The ACCT was closed on 28 February 2014. During the inquest, it was not clear through evidence that other staff knew that his mental health appointment was still outstanding. This revealed issues with the Care Map, which forms part of the ACCT, in terms of communicating information to other staff about which actions had been completed. It was also not clear if triggers for decline in Olly’s mental health were clearly communicated between staff members.

On 11 March 2014 Olly asked to speak to the Chaplin, as he was concerned over when he would be seeing his family. He was later discovered by his cell mate, who was returning from hospital, suspended from a ligature in their shared cell. Staff rushed to his aid, but sadly he was later pronounced dead by paramedics.

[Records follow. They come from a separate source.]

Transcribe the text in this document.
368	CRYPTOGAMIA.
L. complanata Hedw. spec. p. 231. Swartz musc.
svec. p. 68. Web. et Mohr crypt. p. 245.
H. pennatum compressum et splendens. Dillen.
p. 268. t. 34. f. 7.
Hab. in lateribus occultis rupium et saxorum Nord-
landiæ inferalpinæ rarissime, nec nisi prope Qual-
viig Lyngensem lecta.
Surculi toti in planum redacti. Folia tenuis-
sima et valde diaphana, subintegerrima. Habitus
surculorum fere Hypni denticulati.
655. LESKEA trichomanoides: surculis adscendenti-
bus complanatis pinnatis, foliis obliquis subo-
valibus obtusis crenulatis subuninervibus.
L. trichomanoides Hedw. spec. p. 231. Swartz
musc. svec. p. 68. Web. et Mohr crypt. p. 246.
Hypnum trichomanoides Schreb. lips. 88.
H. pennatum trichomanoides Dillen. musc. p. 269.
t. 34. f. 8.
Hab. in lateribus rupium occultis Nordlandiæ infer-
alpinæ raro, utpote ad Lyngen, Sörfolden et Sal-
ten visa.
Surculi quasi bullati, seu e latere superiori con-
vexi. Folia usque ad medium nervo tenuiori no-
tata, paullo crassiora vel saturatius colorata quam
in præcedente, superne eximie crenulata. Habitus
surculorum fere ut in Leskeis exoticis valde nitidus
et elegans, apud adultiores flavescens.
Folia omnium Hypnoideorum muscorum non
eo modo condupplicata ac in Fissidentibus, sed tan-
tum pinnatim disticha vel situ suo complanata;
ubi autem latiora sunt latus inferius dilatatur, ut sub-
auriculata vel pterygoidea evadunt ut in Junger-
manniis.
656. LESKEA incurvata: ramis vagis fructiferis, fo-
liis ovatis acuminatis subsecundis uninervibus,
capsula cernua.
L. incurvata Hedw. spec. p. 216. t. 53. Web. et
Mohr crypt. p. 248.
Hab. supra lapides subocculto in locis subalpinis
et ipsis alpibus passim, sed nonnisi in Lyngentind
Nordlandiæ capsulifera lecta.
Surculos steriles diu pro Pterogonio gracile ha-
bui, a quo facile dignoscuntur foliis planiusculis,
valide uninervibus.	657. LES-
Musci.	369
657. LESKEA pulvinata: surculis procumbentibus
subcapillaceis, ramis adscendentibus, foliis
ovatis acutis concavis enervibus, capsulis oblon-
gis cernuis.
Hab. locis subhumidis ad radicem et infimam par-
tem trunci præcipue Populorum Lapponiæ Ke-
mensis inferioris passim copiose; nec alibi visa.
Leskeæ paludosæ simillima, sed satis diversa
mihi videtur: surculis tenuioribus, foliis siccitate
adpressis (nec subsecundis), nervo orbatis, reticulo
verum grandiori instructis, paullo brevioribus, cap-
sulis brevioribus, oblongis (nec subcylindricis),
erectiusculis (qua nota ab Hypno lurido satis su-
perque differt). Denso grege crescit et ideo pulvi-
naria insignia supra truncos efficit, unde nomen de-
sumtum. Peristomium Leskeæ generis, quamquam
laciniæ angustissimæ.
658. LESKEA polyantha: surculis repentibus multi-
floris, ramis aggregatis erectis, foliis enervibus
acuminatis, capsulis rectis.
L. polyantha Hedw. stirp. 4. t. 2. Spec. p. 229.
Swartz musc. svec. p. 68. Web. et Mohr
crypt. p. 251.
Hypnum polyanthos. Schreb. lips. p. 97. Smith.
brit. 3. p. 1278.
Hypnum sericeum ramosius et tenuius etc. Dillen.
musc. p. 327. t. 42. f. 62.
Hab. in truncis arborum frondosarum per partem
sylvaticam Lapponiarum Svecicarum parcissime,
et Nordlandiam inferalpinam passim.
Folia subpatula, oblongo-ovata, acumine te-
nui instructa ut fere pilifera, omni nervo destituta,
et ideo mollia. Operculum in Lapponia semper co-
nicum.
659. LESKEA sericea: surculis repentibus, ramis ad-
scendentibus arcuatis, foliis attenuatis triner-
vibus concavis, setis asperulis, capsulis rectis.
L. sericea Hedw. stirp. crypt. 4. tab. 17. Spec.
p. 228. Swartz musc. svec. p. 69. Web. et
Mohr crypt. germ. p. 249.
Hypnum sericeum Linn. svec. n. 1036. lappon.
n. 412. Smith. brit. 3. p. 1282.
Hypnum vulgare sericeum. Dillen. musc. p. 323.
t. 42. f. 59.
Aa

There have been multiple issues with the Court, which include holding the inquest six years after Olly’s death, preservation of evidence, and disclosure of information to the family. The family were still receiving hundreds of pages of disclosure two weeks before the inquest, with other documents coming in on the Friday before the inquest began, after asking for documents for the past six years. Parts of the ACCT document have been lost, so it is impossible to confirm exactly what staff knew at the time.

The Court has blamed this on a difficulty with technology and their online portal. The family have suffered a considerable amount of distress and have struggled with the grieving process due to the delays in this final Inquest being heard.

At the conclusion of the inquest the jury returned a narrative, finding:

  • The ACCT reviews were completed with inadequate attendance by multidisciplinary teams from the third case review through to the post closure review
  • The Care Map was incomplete in that outstanding issues were not updated to the Care Map
  • Had the Care Map been appropriately updated the ACCT could, and should, not have been closed whilst the outstanding appointment with Lighthouse had not been completed
  • The frequency of formal ACCT training was found to be insufficient
  • Evidence of communication failures were suggested by the lack of multidisciplinary attendance, from the third case review through to closure

There was sufficient evidence that the prisoner had significant mental health issues at the time of his initial custody.